Bizi hep şaşırtan bir husus da şudur: "İspanya modeli"nden söz edenler, o ülkede 1933-1939 arasında yaşanan felaketi hiç düşünmezler. Oysa o sırada yaşananlarda Türkiye için de "ibretlik", önemli dersler var.
Bu arada, İber Yarımadası'nda bizim için ilginç olan başka bir dinamiğin de devrede olduğunu görüyoruz. Bu dinamik de "ayrışmadan" değil, "birleşmeden" yana işliyor. Sonuncusu temmuzda yapılan yoklamalar, İspanyolların yüzde 30'unun, Portekizlilerin ise yüzde 40'ının iki ülkenin birleşmesini istediğini gösteriyor.

Portekiz ve Türkiye
Her iki ülkede yüzde 30'a yakın bir kesim buna şiddetle karşıyken, "kararsızlar" veya "umursamazların sayısı hiç de az değil. Özetle, konjonktürel gelişmeler "birleşmeden yana" olanların sayısını ilerde daha da artırabilir.
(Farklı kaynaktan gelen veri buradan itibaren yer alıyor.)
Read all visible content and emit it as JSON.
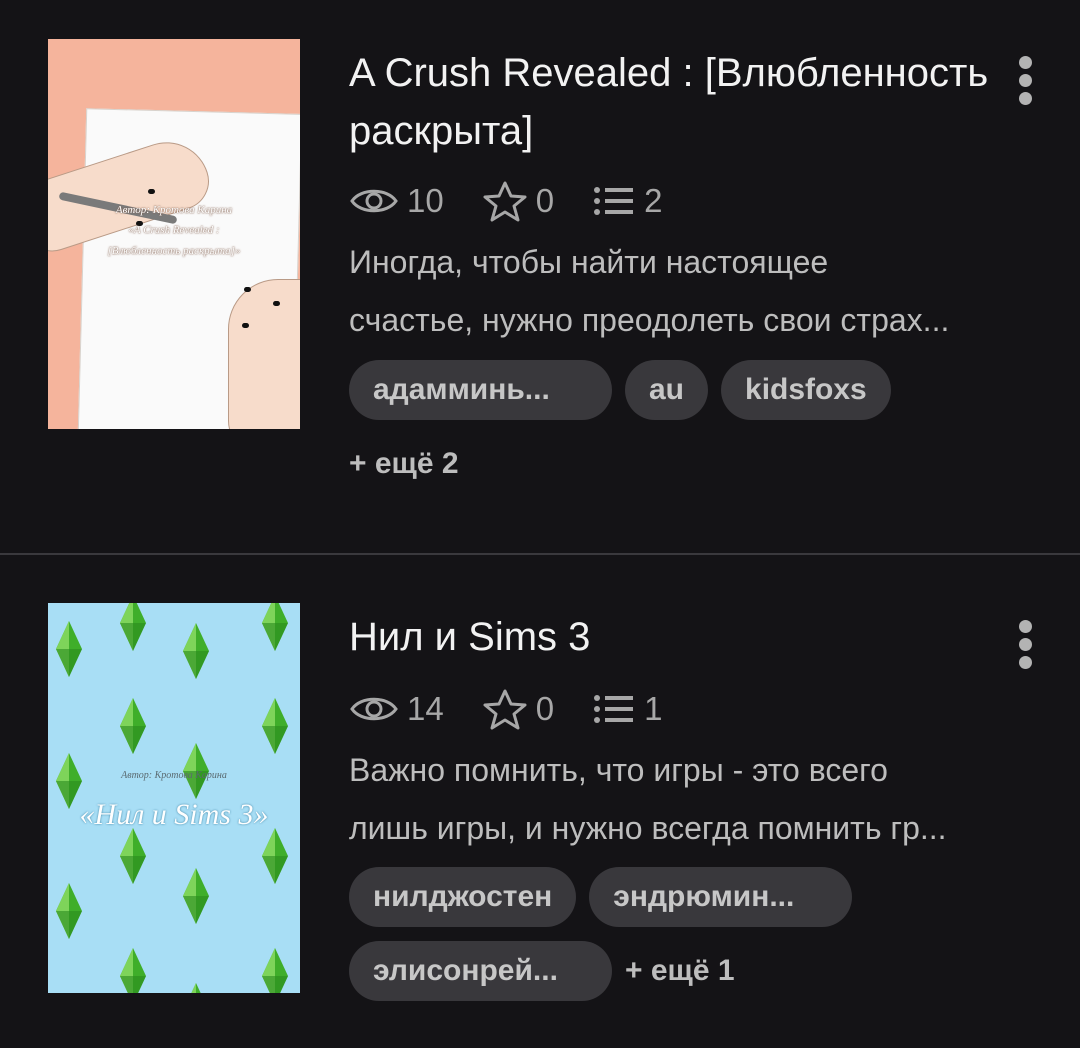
{
  "stories": [
    {
      "cover": {
        "author_text": "Автор: Кротова Карина",
        "title_text": "«A Crush Revealed :",
        "subtitle_text": "[Влюбленность раскрыта]»"
      },
      "title": "A Crush Revealed : [Влюбленность раскрыта]",
      "stats": {
        "views": "10",
        "stars": "0",
        "chapters": "2"
      },
      "description_line1": "Иногда, чтобы найти настоящее",
      "description_line2": "счастье, нужно преодолеть свои страх...",
      "tags": [
        "адамминь...",
        "au",
        "kidsfoxs"
      ],
      "more_tags": "+ ещё 2"
    },
    {
      "cover": {
        "author_text": "Автор: Кротова Карина",
        "title_text": "«Нил и Sims 3»"
      },
      "title": "Нил и Sims 3",
      "stats": {
        "views": "14",
        "stars": "0",
        "chapters": "1"
      },
      "description_line1": "Важно помнить, что игры - это всего",
      "description_line2": "лишь игры, и нужно всегда помнить гр...",
      "tags": [
        "нилджостен",
        "эндрюмин...",
        "элисонрей..."
      ],
      "more_tags": "+ ещё 1"
    }
  ],
  "colors": {
    "background": "#141316",
    "tag_background": "#39383c",
    "cover1_background": "#f5b49c",
    "cover2_background": "#a8def5",
    "plumbob_green": "#3fae2a"
  },
  "icons": {
    "views": "eye-icon",
    "stars": "star-icon",
    "chapters": "list-icon",
    "menu": "more-vertical-icon"
  }
}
Portekiz ile Türkiye arasındaki ilginç bir benzerlik de her iki ülkede Nobel Edebiyat Ödülü'nü kazanan kişilerin aşırı milliyetçiler için "vatan haini" olmalarıdır. Bizimkinin nedenlerini biliyoruz. Nobel'i 1998'de kazanan Jose Saramago ise, "İspanya ile eninde sonunda birleşeceğiz" dediği için hain ilan edildi.
Bu çerçevede Brüksel Merkezli Uluslararası Kriz Grubu'nun son raporlarından bir akla geliyor. Raporda, Iraklı Kürtler arasında, Irak'ın bölünmesi halinde, Türkiye ile entegrasyondan yana olanların bulunduğu belirtiliyor.
Buna Türkiye ile Kuzey Irak'ta karşı çıkanlar oldu. Ancak, koşulların ileride ne getireceği bilinemez. Geleceği anlamaya çalışan bazı Iraklı Kürtler, "Türkiyesiz bir yere gidemeyiz" diye düşünmeye başladılarsa, bunun Güneydoğu'da da düşünülmesi gerektiği ortada.
Dediğimiz gibi, bu konulara artık geniş açıdan bakıyoruz. Bazılarının bu noktaya hiç gelmeyecekleri ise kesin. Fakat katı bir "üniter devlet" anlayışının her zaman "birlik ve beraberliği" sağlamadığını anlayanların sayısı artıyor. Bu da demokratik olgunluğa işaret ediyor.